If the Calgary Flames have a fall-back mechanism in their drafting strategy, it might be “when in doubt, grab a Swede.” In the second round of the 2021 NHL Draft, the Flames opted to take a forward with a lot of potential with the hopes that he can join the ranks of their many Swedish NHLers.
William Strömgren is the 13th-ranked Flames prospect on this year’s ranking.
Born Jun. 7, 2003 (age 18) in Örnsköldsvik, Sweden
6’3″, 174 pounds
Drafted in second round (45th overall) by CGY in 2021
A product of Örnsköldsvik, a town on the Gulf of Bothnia in northern Sweden, Strömgren came up through the local minor hockey system – primarily with the MODO Hockey organization.
As a 14-year-old, he had 0.71 points per game in Sweden’s top under-16 league. At 15, he had 1.68 points per game in the same league. At 16, he moved onto Sweden’s top under-18 league and had 1.68 points per game. That same season he made his debut in Sweden’s top major junior league. (He’s progressed quickly.)

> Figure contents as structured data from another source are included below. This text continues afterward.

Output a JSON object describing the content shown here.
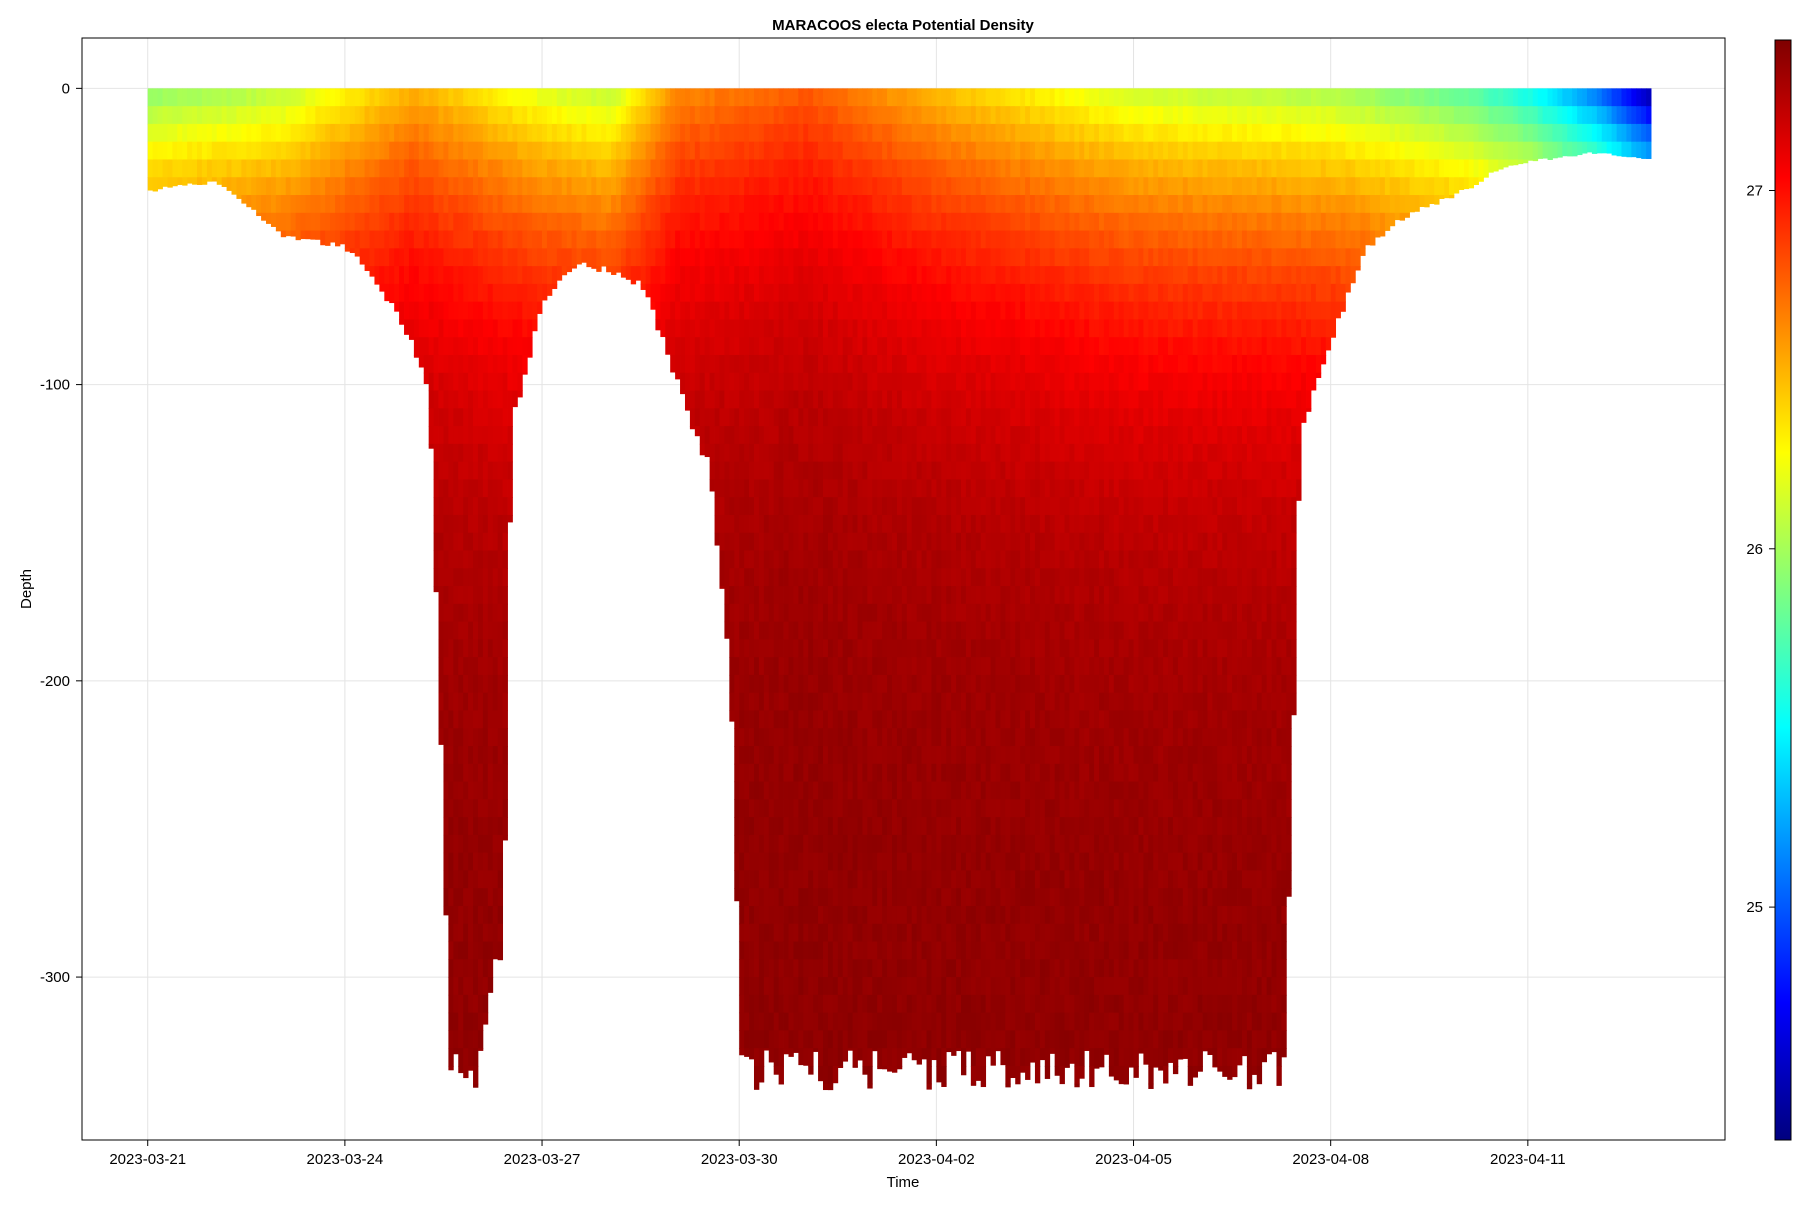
{
  "chart_data": {
    "type": "scatter",
    "title": "MARACOOS electa Potential Density",
    "xlabel": "Time",
    "ylabel": "Depth",
    "x_axis": {
      "type": "date",
      "range": [
        "2023-03-20",
        "2023-04-14"
      ],
      "ticks": [
        "2023-03-21",
        "2023-03-24",
        "2023-03-27",
        "2023-03-30",
        "2023-04-02",
        "2023-04-05",
        "2023-04-08",
        "2023-04-11"
      ]
    },
    "y_axis": {
      "range": [
        -355,
        17
      ],
      "ticks": [
        0,
        -100,
        -200,
        -300
      ],
      "tick_labels": [
        "0",
        "-100",
        "-200",
        "-300"
      ]
    },
    "colorbar": {
      "colormap": "jet",
      "range": [
        24.35,
        27.42
      ],
      "ticks": [
        25,
        26,
        27
      ],
      "tick_labels": [
        "25",
        "26",
        "27"
      ],
      "stops": [
        "#00007f",
        "#0000ff",
        "#007fff",
        "#00ffff",
        "#7fff7f",
        "#ffff00",
        "#ff7f00",
        "#ff0000",
        "#7f0000"
      ]
    },
    "grid": true,
    "data_start": "2023-03-21",
    "data_end": "2023-04-12T20:00",
    "profile_depth_envelope": [
      {
        "date": "2023-03-21",
        "max_depth": 35
      },
      {
        "date": "2023-03-22",
        "max_depth": 32
      },
      {
        "date": "2023-03-23",
        "max_depth": 50
      },
      {
        "date": "2023-03-24",
        "max_depth": 55
      },
      {
        "date": "2023-03-24T12:00",
        "max_depth": 68
      },
      {
        "date": "2023-03-25",
        "max_depth": 88
      },
      {
        "date": "2023-03-25T06:00",
        "max_depth": 105
      },
      {
        "date": "2023-03-25T14:00",
        "max_depth": 338
      },
      {
        "date": "2023-03-26",
        "max_depth": 338
      },
      {
        "date": "2023-03-26T09:00",
        "max_depth": 290
      },
      {
        "date": "2023-03-26T12:00",
        "max_depth": 115
      },
      {
        "date": "2023-03-27",
        "max_depth": 72
      },
      {
        "date": "2023-03-27T12:00",
        "max_depth": 60
      },
      {
        "date": "2023-03-28",
        "max_depth": 63
      },
      {
        "date": "2023-03-28T12:00",
        "max_depth": 68
      },
      {
        "date": "2023-03-29",
        "max_depth": 100
      },
      {
        "date": "2023-03-29T12:00",
        "max_depth": 130
      },
      {
        "date": "2023-03-29T20:00",
        "max_depth": 200
      },
      {
        "date": "2023-03-30",
        "max_depth": 338
      },
      {
        "date": "2023-03-31",
        "max_depth": 338
      },
      {
        "date": "2023-04-01",
        "max_depth": 338
      },
      {
        "date": "2023-04-02",
        "max_depth": 338
      },
      {
        "date": "2023-04-03",
        "max_depth": 338
      },
      {
        "date": "2023-04-04",
        "max_depth": 338
      },
      {
        "date": "2023-04-05",
        "max_depth": 338
      },
      {
        "date": "2023-04-06",
        "max_depth": 338
      },
      {
        "date": "2023-04-07",
        "max_depth": 338
      },
      {
        "date": "2023-04-07T06:00",
        "max_depth": 338
      },
      {
        "date": "2023-04-07T09:00",
        "max_depth": 240
      },
      {
        "date": "2023-04-07T12:00",
        "max_depth": 120
      },
      {
        "date": "2023-04-08",
        "max_depth": 85
      },
      {
        "date": "2023-04-08T12:00",
        "max_depth": 55
      },
      {
        "date": "2023-04-09",
        "max_depth": 45
      },
      {
        "date": "2023-04-10",
        "max_depth": 35
      },
      {
        "date": "2023-04-10T12:00",
        "max_depth": 28
      },
      {
        "date": "2023-04-11",
        "max_depth": 25
      },
      {
        "date": "2023-04-12",
        "max_depth": 22
      },
      {
        "date": "2023-04-12T20:00",
        "max_depth": 24
      }
    ],
    "surface_density_by_date": [
      {
        "date": "2023-03-21",
        "density": 25.9
      },
      {
        "date": "2023-03-23",
        "density": 26.05
      },
      {
        "date": "2023-03-25",
        "density": 26.5
      },
      {
        "date": "2023-03-27",
        "density": 26.15
      },
      {
        "date": "2023-03-28",
        "density": 26.05
      },
      {
        "date": "2023-03-29",
        "density": 26.6
      },
      {
        "date": "2023-03-31",
        "density": 26.75
      },
      {
        "date": "2023-04-02",
        "density": 26.45
      },
      {
        "date": "2023-04-05",
        "density": 26.1
      },
      {
        "date": "2023-04-08",
        "density": 26.0
      },
      {
        "date": "2023-04-10",
        "density": 25.75
      },
      {
        "date": "2023-04-11",
        "density": 25.5
      },
      {
        "date": "2023-04-12",
        "density": 25.05
      },
      {
        "date": "2023-04-12T20:00",
        "density": 24.4
      }
    ]
  }
}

In Strömgren’s draft year, which he played entirely as a 17-year-old, he bounced around a bit and played in three leagues. He played 14 games in Sweden’s junior league, amassing 1.29 points per game before the league shut down in early November due to COVID outbreaks on several teams. In 27 games in the secondary HockeyAllsvenskan, making his pro hockey debut, he had 0.33 points per game. In 11 games in the tertiary HockeyEttan, he had 1.09 points per game after joining the team in the spring in an effort to get more playing time. He also played in the Under-18 Worlds for Sweden in-between his HockeyAllsvenskan and HockeyEttan stints, capturing a bronze medal.

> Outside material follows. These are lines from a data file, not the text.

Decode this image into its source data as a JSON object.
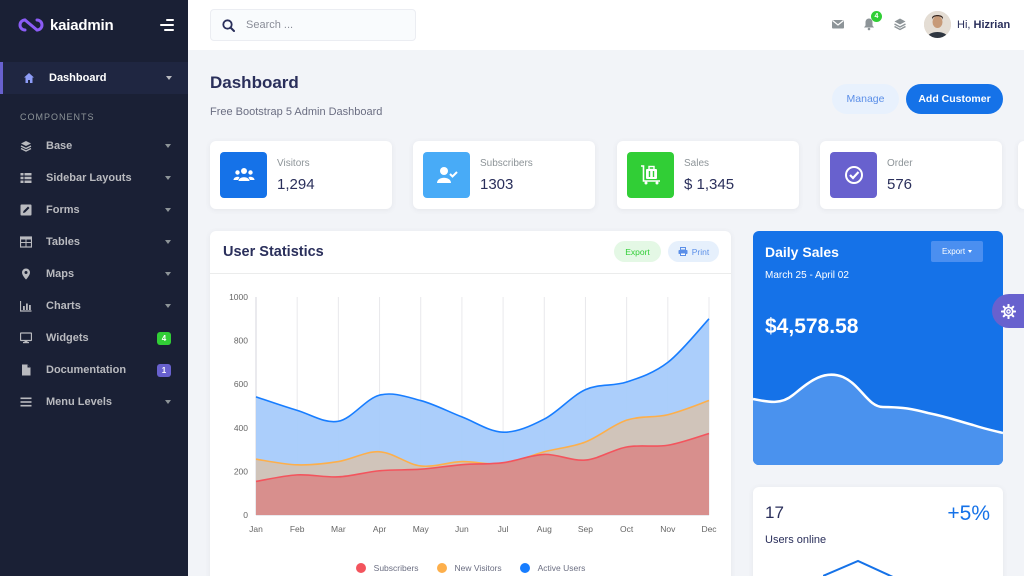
{
  "brand": {
    "name": "kaiadmin",
    "logo_color": "#8b5cf6"
  },
  "sidebar": {
    "active": {
      "label": "Dashboard",
      "icon": "home-icon"
    },
    "section_title": "COMPONENTS",
    "items": [
      {
        "label": "Base",
        "icon": "layers-icon"
      },
      {
        "label": "Sidebar Layouts",
        "icon": "th-list-icon"
      },
      {
        "label": "Forms",
        "icon": "pen-square-icon"
      },
      {
        "label": "Tables",
        "icon": "table-icon"
      },
      {
        "label": "Maps",
        "icon": "map-marker-icon"
      },
      {
        "label": "Charts",
        "icon": "bar-chart-icon"
      },
      {
        "label": "Widgets",
        "icon": "desktop-icon",
        "badge": "4",
        "badge_color": "#31ce36"
      },
      {
        "label": "Documentation",
        "icon": "file-icon",
        "badge": "1",
        "badge_color": "#6861ce"
      },
      {
        "label": "Menu Levels",
        "icon": "bars-icon"
      }
    ]
  },
  "header": {
    "search_placeholder": "Search ...",
    "notification_count": "4",
    "greeting": "Hi,",
    "user_name": "Hizrian"
  },
  "page": {
    "title": "Dashboard",
    "subtitle": "Free Bootstrap 5 Admin Dashboard",
    "manage_label": "Manage",
    "add_customer_label": "Add Customer"
  },
  "stats": [
    {
      "label": "Visitors",
      "value": "1,294",
      "icon": "users-icon",
      "color": "#1572e8"
    },
    {
      "label": "Subscribers",
      "value": "1303",
      "icon": "user-check-icon",
      "color": "#48abf7"
    },
    {
      "label": "Sales",
      "value": "$ 1,345",
      "icon": "luggage-cart-icon",
      "color": "#31ce36"
    },
    {
      "label": "Order",
      "value": "576",
      "icon": "check-circle-icon",
      "color": "#6861ce"
    }
  ],
  "user_statistics": {
    "title": "User Statistics",
    "export_label": "Export",
    "print_label": "Print"
  },
  "chart_data": {
    "type": "area",
    "categories": [
      "Jan",
      "Feb",
      "Mar",
      "Apr",
      "May",
      "Jun",
      "Jul",
      "Aug",
      "Sep",
      "Oct",
      "Nov",
      "Dec"
    ],
    "ylim": [
      0,
      1000
    ],
    "yticks": [
      0,
      200,
      400,
      600,
      800,
      1000
    ],
    "grid": "vertical",
    "legend": "bottom",
    "series": [
      {
        "name": "Active Users",
        "color": "#177dff",
        "fill": "#a6cbfb",
        "values": [
          542,
          480,
          430,
          550,
          525,
          450,
          380,
          440,
          575,
          610,
          700,
          900
        ]
      },
      {
        "name": "New Visitors",
        "color": "#fdaf4b",
        "fill": "#d2c3b6",
        "values": [
          256,
          230,
          245,
          290,
          225,
          245,
          235,
          290,
          335,
          435,
          460,
          525
        ]
      },
      {
        "name": "Subscribers",
        "color": "#f3545d",
        "fill": "#d88c8a",
        "values": [
          154,
          184,
          175,
          203,
          210,
          231,
          240,
          278,
          252,
          312,
          320,
          374
        ]
      }
    ],
    "legend_order": [
      "Subscribers",
      "New Visitors",
      "Active Users"
    ]
  },
  "daily_sales": {
    "title": "Daily Sales",
    "date_range": "March 25 - April 02",
    "amount": "$4,578.58",
    "export_label": "Export"
  },
  "users_online": {
    "count": "17",
    "change": "+5%",
    "label": "Users online"
  }
}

Despite not playing a ton, Strömgren led all first-time draft eligible players in HockeyAllsvenskan in even strength primary points, overall primary points and points, and he tied for the lead in goals and even strength goals. He also led all first-time draft eligible major junior players in even strength primary points and goals. He didn’t produce a ton on the power play, though – Oskar Olausson, Liam Dower Nilsson, Marcus Almquist, Hugo Gabrielsson and Simon Robertson, among others, all out-produced him on special teams.
That said, Strömgren is a very solid two-way player and his five-on-five results suggest that his overall offensive production has a lot of upward potential. He just needs to start converting that potential into goals and assists more consistently.
Alex Potack of Dobber Prospects noted Strömgren’s boom-or-bust potential:
Strömgren is a boom-or-bust type player. He has flashes of excellence then disappears for 3 games. His hands are fast and deceptive and he has a strong shot. When he best utilizes these skills, he can be a very intimidating player to face. Far too often, Strömgren becomes invisible and he can look lost without possession of the puck. If he is to make an NHL roster one day, which he certainly could, he needs to become a more frequent contributor. Strömgren is leaving MoDo of HockeyAllsvenskan for Rögle of the SHL this season. He has an opportunity to demonstrate his strengths, hopefully at a more consistent level, on an powerhouse team and must take advantage of that.
Expectations for 2021-22
After bouncing around a bunch last year, Strömgren will be on more stable ground as he’ll be a full-time pro in the top level of Swedish pro hockey, the SHL, with Rogle BK. The tendency in Swedish men’s leagues is for veterans to get the most and best playing time and for youngsters like Strömgren to fill in the gaps. The challenge for Strömgren will be to find himself a niche and force himself into a key role, and the way for him to do that will be to find his consistency.
He’ll also get a chance to shine among his peers. He’s participating in the Four Nations Cup under-20 tournament, one of the precursor events to the upcoming World Juniors. As an Under-18 National Team member he’s on his country’s radar, but Sweden has a tendency of taking more 19-year-olds than 18-year-olds, so Strömgren will need to impress to force his way onto the team for the 2022 tournament. At the very least, though, he’s on their radar, and he’ll have a good chance at cracking the World Junior roster in 2023.